1. Stay Current on Encryption Practices. Encryption technologies and processes are evolving at an exponentially rapid rate. Organizations that haven’t reviewed and, if necessary, updated their encryption practices are often vulnerable to attacks. Establish a regular schedule to see if your current encryption technology and practices are as up-to-date as possible. The same holds true with any security-related technology—outdated legacy systems can have hackers licking their chops.
2. Limit Access to Customer Information. Not everyone in an organization needs to see customers’ personal information. The fewer the people with a genuine need for access, the fewer the opportunities for hackers to strike at a weak point.
3. Collect Only What’s Necessary. Collecting unnecessary customer data means not only wasted energy and resources, but also provides a larger cache for cyber hackers to target—not to mention makes some customers nervous about why you need all this information in the first place. Collect only what you need for business purposes. As a further step, offer customers the option of whether they wish to share personal information with you or not.

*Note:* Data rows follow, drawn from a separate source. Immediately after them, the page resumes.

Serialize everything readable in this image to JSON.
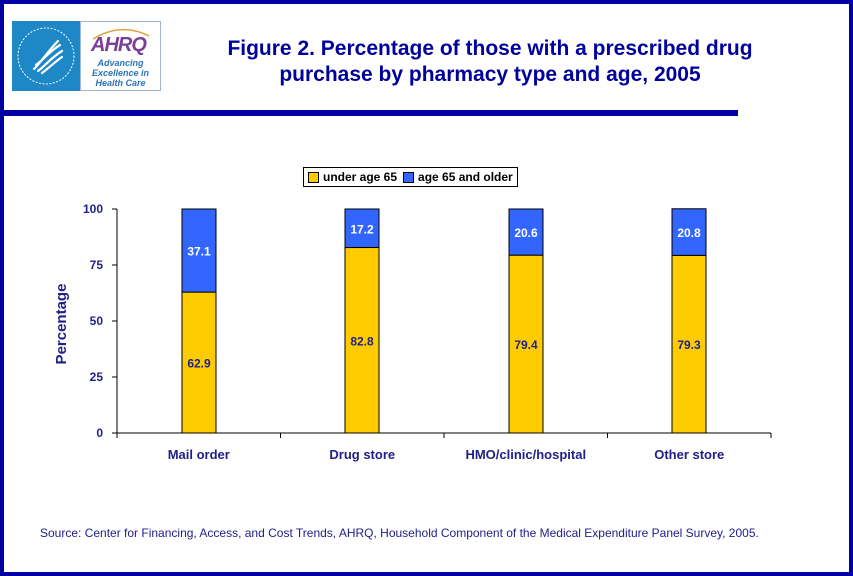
{
  "header": {
    "logo_ahrq_text": "AHRQ",
    "logo_tagline": "Advancing\nExcellence in\nHealth Care",
    "title_line1": "Figure 2. Percentage of those with a prescribed drug",
    "title_line2": "purchase by pharmacy type and age, 2005"
  },
  "source_note": "Source: Center for Financing, Access, and Cost Trends, AHRQ, Household Component of the Medical Expenditure Panel Survey, 2005.",
  "colors": {
    "frame": "#0000a0",
    "under65": "#ffcc00",
    "age65plus": "#3366ff",
    "text_dark_blue": "#20208a"
  },
  "chart_data": {
    "type": "bar",
    "stacked": true,
    "title": "Figure 2. Percentage of those with a prescribed drug purchase by pharmacy type and age, 2005",
    "xlabel": "",
    "ylabel": "Percentage",
    "ylim": [
      0,
      100
    ],
    "yticks": [
      0,
      25,
      50,
      75,
      100
    ],
    "categories": [
      "Mail order",
      "Drug store",
      "HMO/clinic/hospital",
      "Other store"
    ],
    "series": [
      {
        "name": "under age 65",
        "color": "#ffcc00",
        "values": [
          62.9,
          82.8,
          79.4,
          79.3
        ]
      },
      {
        "name": "age 65 and older",
        "color": "#3366ff",
        "values": [
          37.1,
          17.2,
          20.6,
          20.8
        ]
      }
    ],
    "legend_position": "top-center",
    "grid": false
  }
}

4. Consider Destroying Data after You’ve Used It. Rather than making the most of customers’ data after your business with them is complete, give some thought to getting rid of it entirely. That sort of concern reinforces customers’ confidence about your privacy measures and transparency.
5. Make Customer Privacy Everyone’s Business. Customer security is far too critical to be the purview of a select few. Once you have a comprehensive security program and policy in place, make sure everyone in your organization understands it and, more importantly, adheres to it. For instance, this can relate to employees’ use of outside computers and other equipment.
6. Let Customers Know Their Information is Safe. One final step in making certain that data is as safe as possible is letting customers know exactly what you’re doing to make that happen. Be straight and to the point, rather than burying details in a long-winded privacy statement that few, if any, customers take the time to read.